You are not permitted to download, save or email this image. Visit image gallery to purchase the image.
Mr Whitehead agreed to SCF joining the government guarantee scheme, which protected investors from the collapse of the Timaru-based finance company, but which ultimately cost taxpayers $800 million after only half of the original $1.6 billion bail-out funds were recovered.
Statements after the trial ended indicated Mr Whitehead was not available.
Justice Paul Heath delivered his verdict this week finding the three defendants - SCF principal Allan Hubbard's former chief executive Lachie McLeod and two former fellow directors, lawyer Edward Sullivan and accountant Robert White - not guilty on the central charge of deceptive conduct to enable the finance company to join the Crown Retail Deposits Guarantee Scheme.
Justice Heath said the Crown had failed to prove beyond reasonable doubt that misrepresentation (via a particular South Canterbury Finance prospectus) induced Mr Whitehead to sign the guarantee deed on November 19, 2008.
Mr Whitehead was not called to give evidence, leaving Justice Heath to write in his judgement he was left in the position of determining whether the Crown had proved the central charge beyond reasonable doubt on the basis of relevant documentary and oral evidence by a Treasury official who was not involved in the decision to allow South Canterbury into the scheme.

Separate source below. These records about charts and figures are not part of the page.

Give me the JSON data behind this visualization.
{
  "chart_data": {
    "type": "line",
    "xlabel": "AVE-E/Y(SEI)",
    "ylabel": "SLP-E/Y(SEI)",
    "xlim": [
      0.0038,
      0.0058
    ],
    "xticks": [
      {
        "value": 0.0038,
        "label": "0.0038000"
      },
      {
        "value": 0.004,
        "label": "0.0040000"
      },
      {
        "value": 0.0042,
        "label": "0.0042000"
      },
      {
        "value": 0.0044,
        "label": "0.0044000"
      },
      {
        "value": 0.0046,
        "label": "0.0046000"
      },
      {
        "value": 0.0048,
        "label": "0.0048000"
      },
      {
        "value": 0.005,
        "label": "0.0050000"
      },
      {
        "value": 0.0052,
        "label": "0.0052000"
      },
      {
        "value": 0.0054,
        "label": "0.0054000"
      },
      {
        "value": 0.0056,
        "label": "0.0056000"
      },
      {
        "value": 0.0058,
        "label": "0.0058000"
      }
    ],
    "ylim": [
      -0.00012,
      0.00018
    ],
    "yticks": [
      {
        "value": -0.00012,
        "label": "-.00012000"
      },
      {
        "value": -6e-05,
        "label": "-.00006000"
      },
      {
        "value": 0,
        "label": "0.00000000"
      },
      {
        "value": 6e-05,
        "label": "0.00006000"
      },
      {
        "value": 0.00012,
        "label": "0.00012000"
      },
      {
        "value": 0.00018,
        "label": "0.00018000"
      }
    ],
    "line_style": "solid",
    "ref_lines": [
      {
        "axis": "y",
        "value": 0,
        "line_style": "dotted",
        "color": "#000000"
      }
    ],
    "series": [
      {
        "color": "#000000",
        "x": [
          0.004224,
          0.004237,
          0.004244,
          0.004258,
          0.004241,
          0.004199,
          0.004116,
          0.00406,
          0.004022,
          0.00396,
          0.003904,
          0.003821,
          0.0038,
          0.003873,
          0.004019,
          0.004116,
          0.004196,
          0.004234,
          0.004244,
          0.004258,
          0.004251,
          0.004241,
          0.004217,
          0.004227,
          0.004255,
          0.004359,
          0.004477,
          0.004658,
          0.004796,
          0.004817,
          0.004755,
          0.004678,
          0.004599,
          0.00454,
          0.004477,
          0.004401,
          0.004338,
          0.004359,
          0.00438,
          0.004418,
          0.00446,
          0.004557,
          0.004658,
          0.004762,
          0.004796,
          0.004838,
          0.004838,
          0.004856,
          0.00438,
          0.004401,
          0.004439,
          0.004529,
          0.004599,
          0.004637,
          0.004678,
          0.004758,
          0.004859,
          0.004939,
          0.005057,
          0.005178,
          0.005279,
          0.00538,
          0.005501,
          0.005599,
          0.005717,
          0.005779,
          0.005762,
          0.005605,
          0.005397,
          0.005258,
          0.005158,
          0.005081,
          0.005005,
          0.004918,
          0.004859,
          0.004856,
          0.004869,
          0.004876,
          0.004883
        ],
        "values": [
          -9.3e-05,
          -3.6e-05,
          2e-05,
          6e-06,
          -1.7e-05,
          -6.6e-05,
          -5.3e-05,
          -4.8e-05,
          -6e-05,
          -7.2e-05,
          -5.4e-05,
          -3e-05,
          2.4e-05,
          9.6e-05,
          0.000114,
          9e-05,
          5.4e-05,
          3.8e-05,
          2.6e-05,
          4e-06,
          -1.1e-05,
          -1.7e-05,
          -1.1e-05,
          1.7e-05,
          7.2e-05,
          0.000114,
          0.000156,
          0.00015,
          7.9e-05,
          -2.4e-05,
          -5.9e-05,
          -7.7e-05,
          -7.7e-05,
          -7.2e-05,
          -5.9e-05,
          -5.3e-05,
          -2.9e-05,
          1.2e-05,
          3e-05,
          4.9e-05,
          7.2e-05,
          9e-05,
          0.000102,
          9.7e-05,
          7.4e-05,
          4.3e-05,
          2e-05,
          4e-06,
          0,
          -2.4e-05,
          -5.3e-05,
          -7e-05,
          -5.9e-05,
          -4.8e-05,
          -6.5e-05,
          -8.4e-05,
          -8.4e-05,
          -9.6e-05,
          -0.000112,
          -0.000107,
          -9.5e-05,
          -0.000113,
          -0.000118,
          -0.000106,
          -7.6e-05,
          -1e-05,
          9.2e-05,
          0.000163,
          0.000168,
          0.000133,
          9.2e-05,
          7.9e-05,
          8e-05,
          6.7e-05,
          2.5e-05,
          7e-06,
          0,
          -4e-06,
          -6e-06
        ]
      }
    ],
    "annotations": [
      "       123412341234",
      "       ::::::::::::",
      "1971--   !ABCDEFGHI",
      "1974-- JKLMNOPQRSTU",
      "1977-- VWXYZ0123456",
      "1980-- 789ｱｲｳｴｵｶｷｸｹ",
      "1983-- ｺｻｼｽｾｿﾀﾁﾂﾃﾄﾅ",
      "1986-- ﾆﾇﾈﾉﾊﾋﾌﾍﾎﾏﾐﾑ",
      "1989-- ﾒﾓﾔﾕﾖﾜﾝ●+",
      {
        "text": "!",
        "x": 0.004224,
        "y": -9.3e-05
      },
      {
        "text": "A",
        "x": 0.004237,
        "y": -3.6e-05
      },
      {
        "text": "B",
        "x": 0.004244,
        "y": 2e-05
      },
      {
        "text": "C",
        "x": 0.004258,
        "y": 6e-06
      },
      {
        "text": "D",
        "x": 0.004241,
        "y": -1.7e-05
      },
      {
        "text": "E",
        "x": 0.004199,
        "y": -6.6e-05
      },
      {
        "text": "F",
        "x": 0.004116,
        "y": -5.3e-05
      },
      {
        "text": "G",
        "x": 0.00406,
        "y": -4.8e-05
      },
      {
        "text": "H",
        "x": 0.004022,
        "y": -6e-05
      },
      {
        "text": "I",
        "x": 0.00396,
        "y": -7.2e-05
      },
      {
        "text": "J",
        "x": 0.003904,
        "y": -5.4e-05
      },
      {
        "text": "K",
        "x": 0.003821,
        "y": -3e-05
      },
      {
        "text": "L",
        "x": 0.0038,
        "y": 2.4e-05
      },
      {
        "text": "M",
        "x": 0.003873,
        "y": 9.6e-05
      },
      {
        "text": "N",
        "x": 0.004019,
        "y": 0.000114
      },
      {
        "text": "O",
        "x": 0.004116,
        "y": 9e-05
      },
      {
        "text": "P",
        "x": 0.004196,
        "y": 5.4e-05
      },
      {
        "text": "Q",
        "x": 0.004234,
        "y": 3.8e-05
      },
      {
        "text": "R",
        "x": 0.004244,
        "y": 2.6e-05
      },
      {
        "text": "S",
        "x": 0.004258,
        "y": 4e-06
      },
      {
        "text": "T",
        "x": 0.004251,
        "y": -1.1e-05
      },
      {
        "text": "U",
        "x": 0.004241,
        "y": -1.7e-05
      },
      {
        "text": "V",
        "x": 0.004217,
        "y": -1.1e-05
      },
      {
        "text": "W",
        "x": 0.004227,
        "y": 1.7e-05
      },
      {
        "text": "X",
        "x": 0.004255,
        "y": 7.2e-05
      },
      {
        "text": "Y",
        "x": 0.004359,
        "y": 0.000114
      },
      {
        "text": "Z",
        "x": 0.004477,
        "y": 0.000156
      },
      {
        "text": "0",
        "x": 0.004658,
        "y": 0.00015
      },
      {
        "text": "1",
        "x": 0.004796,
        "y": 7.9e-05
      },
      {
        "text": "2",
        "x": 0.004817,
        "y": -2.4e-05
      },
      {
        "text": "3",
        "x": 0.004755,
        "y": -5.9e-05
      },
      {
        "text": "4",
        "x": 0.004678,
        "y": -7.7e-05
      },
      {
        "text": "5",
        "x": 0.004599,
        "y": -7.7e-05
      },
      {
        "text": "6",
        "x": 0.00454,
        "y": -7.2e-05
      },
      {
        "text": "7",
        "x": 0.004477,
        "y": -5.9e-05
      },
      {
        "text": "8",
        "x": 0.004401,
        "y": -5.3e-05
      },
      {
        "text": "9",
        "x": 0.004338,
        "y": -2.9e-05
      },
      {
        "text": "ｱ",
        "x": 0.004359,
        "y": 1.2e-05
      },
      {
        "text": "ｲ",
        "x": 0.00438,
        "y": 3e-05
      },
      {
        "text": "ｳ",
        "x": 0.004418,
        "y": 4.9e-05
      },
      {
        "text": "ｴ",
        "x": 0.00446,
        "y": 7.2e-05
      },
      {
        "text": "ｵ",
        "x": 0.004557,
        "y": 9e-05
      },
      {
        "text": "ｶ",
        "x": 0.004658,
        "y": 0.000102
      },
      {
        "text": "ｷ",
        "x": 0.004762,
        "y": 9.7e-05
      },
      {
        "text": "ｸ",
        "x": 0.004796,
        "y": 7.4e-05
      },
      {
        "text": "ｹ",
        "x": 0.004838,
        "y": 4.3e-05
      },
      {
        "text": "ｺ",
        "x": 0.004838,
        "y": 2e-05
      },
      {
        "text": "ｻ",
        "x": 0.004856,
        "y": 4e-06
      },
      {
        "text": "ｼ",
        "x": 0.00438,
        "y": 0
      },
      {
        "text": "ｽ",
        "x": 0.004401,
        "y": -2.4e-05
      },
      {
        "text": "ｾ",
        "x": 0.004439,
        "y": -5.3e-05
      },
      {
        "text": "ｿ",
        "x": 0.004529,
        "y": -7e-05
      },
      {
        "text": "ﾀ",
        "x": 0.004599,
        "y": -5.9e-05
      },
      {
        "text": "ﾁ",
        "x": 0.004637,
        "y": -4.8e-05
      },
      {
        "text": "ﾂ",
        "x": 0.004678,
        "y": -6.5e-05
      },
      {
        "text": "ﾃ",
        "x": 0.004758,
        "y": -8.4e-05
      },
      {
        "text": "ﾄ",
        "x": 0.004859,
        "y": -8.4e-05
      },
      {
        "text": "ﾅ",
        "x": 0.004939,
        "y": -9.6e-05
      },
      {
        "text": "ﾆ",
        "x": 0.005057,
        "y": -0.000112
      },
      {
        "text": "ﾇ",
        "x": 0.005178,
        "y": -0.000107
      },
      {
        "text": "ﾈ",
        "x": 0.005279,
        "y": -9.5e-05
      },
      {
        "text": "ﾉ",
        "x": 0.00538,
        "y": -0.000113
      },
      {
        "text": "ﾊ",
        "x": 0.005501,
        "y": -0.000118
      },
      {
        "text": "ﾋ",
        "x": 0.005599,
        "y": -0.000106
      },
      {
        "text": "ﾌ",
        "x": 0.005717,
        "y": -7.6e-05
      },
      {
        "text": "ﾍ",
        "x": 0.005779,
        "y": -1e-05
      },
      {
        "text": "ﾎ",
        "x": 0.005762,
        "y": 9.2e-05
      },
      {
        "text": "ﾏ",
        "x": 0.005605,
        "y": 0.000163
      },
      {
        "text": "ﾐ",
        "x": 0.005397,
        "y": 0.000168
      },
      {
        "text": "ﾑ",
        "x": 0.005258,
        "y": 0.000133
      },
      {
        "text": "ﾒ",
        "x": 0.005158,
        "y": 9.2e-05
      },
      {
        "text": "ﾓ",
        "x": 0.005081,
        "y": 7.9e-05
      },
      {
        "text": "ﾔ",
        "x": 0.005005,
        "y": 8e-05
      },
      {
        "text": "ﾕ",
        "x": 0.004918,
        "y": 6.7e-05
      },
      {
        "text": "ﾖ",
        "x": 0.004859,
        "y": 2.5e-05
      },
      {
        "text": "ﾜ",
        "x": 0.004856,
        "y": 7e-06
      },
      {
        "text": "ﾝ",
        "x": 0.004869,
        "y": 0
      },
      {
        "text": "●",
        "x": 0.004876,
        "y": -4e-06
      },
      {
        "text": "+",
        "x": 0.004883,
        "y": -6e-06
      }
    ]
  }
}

''As a matter of law, a court is entitled to draw an adverse inference against a party if a witness is not called and evidence of a fact is exclusively within the knowledge of that party.
"In the absence of evidence from the secretary, I could not exclude the reasonable possibility that he would have signed the guarantee deed on November 19, 2008, even if the Crown was right about the alleged material omissions.
"That is why I found Messrs Sullivan, White and McLeod not guilty on count 10.''
Justice Heath said it was not suggested Mr Whitehead was unavailable to give evidence.
During the course of the trial, the Crown sought to supplement its evidence on this count by calling one of the officials who made the recommendation to the secretary.
Justice Heath declined permission for that to be done.
The Serious Fraud Office came in for criticism after the trial for the way it handled the investigation of SCF.
Former SFO director Adam Feeley this week defended his former employer's handling of the case but shed no light on the key issue of why Mr Whitehead was not called.
Justice Heath's more than 220-page decision shows in depth the considerable activity conducted by Mr Hubbard and his fellow directors over whether to enter the guarantee scheme.
Directors Mr White and Mr Sullivan identified existing business practices of South Canterbury as a potential impediment to entry into the scheme, particularly as a result of provisions in the proposed guarantee deed dealing with related party lending.
Several loans were identified which Mr Hubbard had indicated should be written off partially or wholly by December 31, 2008.
The amount involved was likely to be between $100 million and $150 million.
Mr Hubbard identified the need for additional funding of about $88 million to avoid reporting a net loss of about $70 million.
Mr Hubbard provided six options in a paper sent to directors on October 30, 2008, involving cash raising, asset buying or winding up.
An email Mr White sent to Mr McLeod on the same day ended with: ''We would be dead in the water in no time flat, and equally, any suggestion that we should contemplate backdating any of Allan's proposals would see the lot of us in jail before lunchtime.''
Justice Heath wrote it was clear Mr White was concerned about Mr Hubbard's apparent preference not to enter the guarantee scheme.
''That is clear from his observation that, in the prevailing economic climate, he could not see how South Canterbury could inform the market that it was not going to enter the government scheme without risking imminent demise.''
Mr White's email did not reveal what business practices SCF had been engaging in until that time that could have resulted in the men going to jail.
SCF was admitted to the scheme some time after November 10, 2008.
After initial attempts before admission to amend its terms, SCF made no further attempts.
John Park, a director at the Treasury, accepted when an extension of the scheme was offered in late August 2009, there was little option for the Crown but to retain SCF in the scheme.
Mr Park acknowledged the possibility of recapitalisation had been assessed as relatively low.
The Crown decided it was preferable to try to salvage SCF rather than immediately trigger its liability under the guarantee scheme.
''If it had become widely known that South Canterbury had not been granted an extension of the guarantee, there was likely to be a run on the company, leading to an imminent receivership. That would have triggered the Crown's obligation to pay under the guarantee,'' Justice Heath wrote.